What is “schedule padding”? Schedule padding is the practice of adding a few extra minutes to a run—time that a train does not really need to cover the allotted distance—merely to “help” a late train make up time on paper, and hence arrive “on time” even if, in fact, it’s not. In short, schedule padding helps boost a railroad’s on-time performance statistics. Before you shake a fist at Metro North for stooping this low, consider: New Jersey Transit does it, too. So does Amtrak. So does VIA Rail in Canada. Most every railroad uses schedule padding.
But let’s take a closer look at how it works. We’ll go back to our local train between
Stamford and Grand Central, because the discrepancy is pretty dramatic—a full seven minutes more on the return (northbound) run.
I made a chart and marked down all the station stops with the corresponding route-mile distance for each (Grand Central is Mile Zero; Pelham is at Mile 15; Harrison is Mile 22, etc.) With some simple subtraction and comparison, we see that both southbound and northbound trains take the same time to cover the same distances for the vast majority of the run. For instance, The southbound train travels the 14 miles between Mt. Vernon East and GCT in 26 minutes—and the northbound train takes just as long over that same stretch. It’s an even time match for the bulk of the route.
But watch closely! Let’s take a look at the last two stops at the top of the run—Stamford and Old Greenwich. Those two stations are 2 miles apart. If you’re taking the train southbound out of Stamford, you’ll get to the next stop in only 2 minutes. Returning home, however—why, this is amazing!—to cover that same distance of 2 miles between Old Greenwich and Stamford, Metro North allots SIX MINUTES.

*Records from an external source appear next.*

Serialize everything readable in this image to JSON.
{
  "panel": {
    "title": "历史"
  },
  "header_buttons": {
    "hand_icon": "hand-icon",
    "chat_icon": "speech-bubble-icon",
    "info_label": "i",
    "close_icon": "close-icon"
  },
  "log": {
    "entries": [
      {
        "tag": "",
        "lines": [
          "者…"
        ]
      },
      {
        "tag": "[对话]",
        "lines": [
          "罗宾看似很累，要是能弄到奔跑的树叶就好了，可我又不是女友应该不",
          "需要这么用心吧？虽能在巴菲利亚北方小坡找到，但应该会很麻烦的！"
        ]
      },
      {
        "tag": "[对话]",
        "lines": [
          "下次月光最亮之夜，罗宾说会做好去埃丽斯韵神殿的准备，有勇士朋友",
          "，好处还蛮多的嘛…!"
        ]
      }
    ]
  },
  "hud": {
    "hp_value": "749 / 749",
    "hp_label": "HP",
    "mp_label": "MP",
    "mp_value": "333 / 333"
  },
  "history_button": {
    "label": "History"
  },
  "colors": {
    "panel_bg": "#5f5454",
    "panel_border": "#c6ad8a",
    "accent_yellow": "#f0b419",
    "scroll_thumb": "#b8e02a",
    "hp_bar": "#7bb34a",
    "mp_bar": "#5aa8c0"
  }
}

Where did those four extra minutes come from? Does the northbound train pause to pick up a crate of caviar and champagne? Hardly. The schedule has been padded. So if northbound Train No. 1360 out of Grand Central is running a few minutes late, not to worry! That two minutes the train should take to traverse the final leg of the trip has been conveniently tripled. Think of it as loosening your belt by two holes. There now, don’t you feel thinner? This numeric hocus pocus means that a really late train will be less late, and a slightly late train will suddenly, magically, be “on time.”

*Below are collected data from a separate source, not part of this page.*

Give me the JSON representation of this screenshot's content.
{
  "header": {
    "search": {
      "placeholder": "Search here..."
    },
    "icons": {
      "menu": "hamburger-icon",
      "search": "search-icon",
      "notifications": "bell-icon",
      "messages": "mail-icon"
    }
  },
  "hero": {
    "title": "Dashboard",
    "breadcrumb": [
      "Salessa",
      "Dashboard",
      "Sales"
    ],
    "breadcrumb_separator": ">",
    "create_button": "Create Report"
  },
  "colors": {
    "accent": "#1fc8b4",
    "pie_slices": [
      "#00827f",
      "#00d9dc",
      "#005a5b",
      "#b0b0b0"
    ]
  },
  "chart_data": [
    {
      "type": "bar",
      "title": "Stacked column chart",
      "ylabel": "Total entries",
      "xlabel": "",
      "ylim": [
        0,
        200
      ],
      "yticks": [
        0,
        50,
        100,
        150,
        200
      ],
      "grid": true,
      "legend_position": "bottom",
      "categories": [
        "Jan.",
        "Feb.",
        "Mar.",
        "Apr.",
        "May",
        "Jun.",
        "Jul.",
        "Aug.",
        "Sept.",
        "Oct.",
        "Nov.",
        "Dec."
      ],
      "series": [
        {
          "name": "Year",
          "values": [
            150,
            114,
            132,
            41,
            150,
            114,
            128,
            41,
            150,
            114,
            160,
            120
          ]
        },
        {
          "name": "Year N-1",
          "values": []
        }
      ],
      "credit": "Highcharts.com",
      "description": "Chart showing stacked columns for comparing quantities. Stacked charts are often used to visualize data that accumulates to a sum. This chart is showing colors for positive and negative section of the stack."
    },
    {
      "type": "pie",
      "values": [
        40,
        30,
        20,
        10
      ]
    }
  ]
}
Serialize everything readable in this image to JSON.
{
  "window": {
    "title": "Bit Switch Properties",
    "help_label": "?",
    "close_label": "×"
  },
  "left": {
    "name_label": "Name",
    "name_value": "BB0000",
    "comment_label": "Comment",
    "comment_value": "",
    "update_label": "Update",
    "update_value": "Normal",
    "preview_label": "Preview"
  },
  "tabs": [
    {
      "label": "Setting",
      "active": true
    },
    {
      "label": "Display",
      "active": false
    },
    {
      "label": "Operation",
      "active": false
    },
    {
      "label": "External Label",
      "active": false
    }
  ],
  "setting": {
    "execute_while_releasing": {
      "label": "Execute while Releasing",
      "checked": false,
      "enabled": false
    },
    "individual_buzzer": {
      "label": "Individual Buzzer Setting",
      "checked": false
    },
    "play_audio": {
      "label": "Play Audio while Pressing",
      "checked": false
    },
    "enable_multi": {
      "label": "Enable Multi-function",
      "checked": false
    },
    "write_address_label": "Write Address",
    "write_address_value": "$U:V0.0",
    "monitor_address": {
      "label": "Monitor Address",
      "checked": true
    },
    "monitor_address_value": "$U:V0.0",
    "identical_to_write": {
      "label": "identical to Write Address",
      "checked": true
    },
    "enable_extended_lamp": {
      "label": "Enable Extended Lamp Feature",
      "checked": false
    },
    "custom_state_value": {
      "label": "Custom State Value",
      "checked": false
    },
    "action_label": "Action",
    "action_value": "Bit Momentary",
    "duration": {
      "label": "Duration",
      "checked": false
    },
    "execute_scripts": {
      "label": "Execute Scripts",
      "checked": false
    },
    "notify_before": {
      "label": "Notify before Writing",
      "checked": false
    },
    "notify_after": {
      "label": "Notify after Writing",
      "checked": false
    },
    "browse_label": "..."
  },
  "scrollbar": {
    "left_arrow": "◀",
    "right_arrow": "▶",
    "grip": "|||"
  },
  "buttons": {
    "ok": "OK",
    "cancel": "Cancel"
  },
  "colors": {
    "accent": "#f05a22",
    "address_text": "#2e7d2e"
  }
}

(Incidentally, the one other extra minute on the northbound run that adds up to the total extra northbound travel time of seven minutes comes from the stretch between Harrison and
Greenwich. That’s six miles of track; the southbound train does it in 10 minutes while the northbound takes 11.)
As I said, schedule padding is not a secret that only Metro North knows. A number of years ago when Shirley Delibero headed up New Jersey Transit, an absurd amount of padding was added to the schedules—always between the second-to-last and the last stop, as in my example above—to keep on-time statistics high. But too many people noticed the trick, and the railroad’s loose schedules quickly became known as “Shirley Time.”
In theory, if a railroad uses padding to improve on-time statistics, it should be able to use them in both directions, right? But in the case of Metro North—I’m making an educated guess, here—the four-mile stretch between 125th Street and Grand Central is so complex a choke point shared by so many trains at any given time, it’s just not a wise place to toy with the schedule. Uniformity rules on this stretch; I’ve seen no examples of trains taking longer in either direction. Plus, I just have this feeling that discrepancies would be easier to notice down on the GCT end of the timetable; it’s not a good place to hide stuff.
But let us not close the book on this matter yet, and wait to see how the good people at Metro North explain these discrepancies—if, that is, they reply to my comment form.